Paganel et Glenarvan seraient restés longtemps à contempler cette lutte magnifique des feux de la terre et des feux du ciel; les bûcherons improvisés faisaient place aux artistes; mais Wilson, moins enthousiaste, les rappela au sentiment de la situation. Le bois manquait, il est vrai; heureusement, un lichen maigre et sec revêtait les rocs; on en fit une ample provision, ainsi que d’une certaine plante nommée «llaretta», dont la racine pouvait brûler suffisamment. Ce précieux combustible rapporté à la casucha, on l’entassa dans le foyer. Le feu fut difficile à allumer et surtout à entretenir. L’air très raréfié ne fournissait plus assez d’oxygène à son alimentation; du moins ce fut la raison donnée par le major.

«En revanche, ajoutait-il, l’eau n’aura pas besoin de cent degrés de chaleur pour bouillir; ceux qui aiment le café fait avec de l’eau à cent degrés seront forcés de s’en passer, car à cette hauteur l’ébullition se manifestera avant quatre-vingt-dix degrés.»

Mac Nabbs ne se trompait pas, et le thermomètre plongé dans l’eau de la chaudière, dès qu’elle fut bouillante, ne marqua que quatre-vingt-sept degrés. Ce fut avec volupté que chacun but quelques gorgées de café brûlant; quant à la viande sèche, elle parut un peu insuffisante, ce qui provoqua de la part de Paganel une réflexion aussi sensée qu’inutile.

«Parbleu, dit-il, il faut avouer qu’une grillade de lama ne serait pas à dédaigner! on dit que cet animal remplace le bœuf et le mouton, et je serais bien aise de savoir si c’est au point de vue alimentaire!

—Comment! dit le major, vous n’êtes pas content de notre souper, savant Paganel?

—Enchanté, mon brave major; cependant j’avoue qu’un plat de venaison serait le bienvenu.

—Vous êtes un sybarite, dit Mac Nabbs.

—J’accepte le qualificatif, major; mais vous-même, et quoique vous en disiez, vous ne bouderiez pas devant un beefsteak quelconque!

—Cela est probable, répondit le major.

—Et si l’on vous priait d’aller vous poster à l’affût malgré le froid et la nuit, vous iriez sans faire une réflexion?

—Évidemment, et pour peu que cela vous plaise…»

Les compagnons de Mac Nabbs n’avaient pas eu le temps de le remercier et d’enrayer son incessante obligeance, que des hurlements lointains se firent entendre. Ils se prolongeaient longuement. Ce n’étaient pas là des cris d’animaux isolés, mais ceux d’un troupeau qui s’approchait avec rapidité.

La providence, après avoir fourni la cahute, voulait-elle donc offrir le souper?
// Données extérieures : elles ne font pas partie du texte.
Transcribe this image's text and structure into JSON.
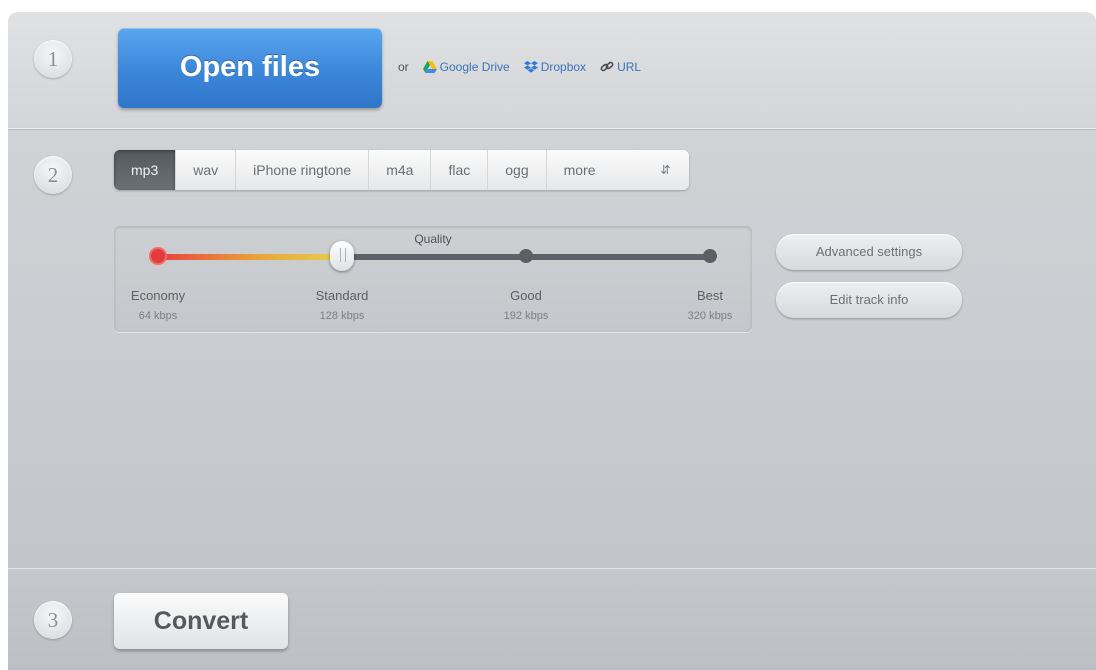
{
  "steps": [
    "1",
    "2",
    "3"
  ],
  "open": {
    "label": "Open files",
    "or": "or",
    "sources": [
      {
        "label": "Google Drive",
        "icon": "google-drive-icon"
      },
      {
        "label": "Dropbox",
        "icon": "dropbox-icon"
      },
      {
        "label": "URL",
        "icon": "link-icon"
      }
    ]
  },
  "formats": {
    "tabs": [
      "mp3",
      "wav",
      "iPhone ringtone",
      "m4a",
      "flac",
      "ogg",
      "more"
    ],
    "selected": "mp3"
  },
  "quality": {
    "label": "Quality",
    "selected_index": 1,
    "levels": [
      {
        "name": "Economy",
        "rate": "64 kbps"
      },
      {
        "name": "Standard",
        "rate": "128 kbps"
      },
      {
        "name": "Good",
        "rate": "192 kbps"
      },
      {
        "name": "Best",
        "rate": "320 kbps"
      }
    ]
  },
  "buttons": {
    "advanced": "Advanced settings",
    "edit_track": "Edit track info",
    "convert": "Convert"
  },
  "colors": {
    "accent": "#3c86da",
    "link": "#3a73b9",
    "active_tab": "#5b6066"
  }
}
Ce fut la réflexion du géographe. Mais Glenarvan rabattit un peu de sa joie en lui faisant observer que les quadrupèdes de la cordillère ne se rencontrent jamais sur une zone si élevée.

«Alors, d’où vient ce bruit? dit Tom Austin. Entendez-vous comme il s’approche!

—Une avalanche? dit Mulrady.

—Impossible! Ce sont de véritables hurlements, répliqua Paganel.

—Voyons, dit Glenarvan.

—Et voyons en chasseurs», répondit le major qui prit sa carabine.

Tous s’élancèrent hors de la casucha. La nuit était venue, sombre et constellée. La lune ne montrait pas encore le disque à demi rongé de sa dernière phase.

Les sommets du nord et de l’est disparaissaient dans les ténèbres, et le regard ne percevait plus que la silhouette fantastique de quelques rocs dominants. Les hurlements, —des hurlements de bêtes effarées, —redoublaient. Ils venaient de la partie ténébreuse des cordillères. Que se passait-il?

Soudain, une avalanche furieuse arriva, mais une avalanche d’êtres animés et fous de terreur. Tout le plateau sembla s’agiter. De ces animaux, il en venait des centaines, des milliers peut-être, qui, malgré la raréfaction de l’air, produisaient un vacarme assourdissant. Étaient-ce des bêtes fauves de la pampa ou seulement une troupe de lamas et de vigognes? Glenarvan, Mac Nabbs, Robert, Austin, les deux matelots, n’eurent que le temps de se jeter à terre, pendant que ce tourbillon vivant passait à quelques pieds au-dessus d’eux.

Paganel, qui, en sa qualité de nyctalope, se tenait debout pour mieux voir, fut culbuté en un clin d’œil.

En ce moment la détonation d’une arme à feu éclata.

Le major avait tiré au jugé. Il lui sembla qu’un animal tombait à quelques pas de lui, tandis que toute la bande, emportée par son irrésistible élan et redoublant ses clameurs, disparaissait sur les pentes éclairées par la réverbération du volcan.

«Ah! Je les tiens, dit une voix, —la voix de Paganel.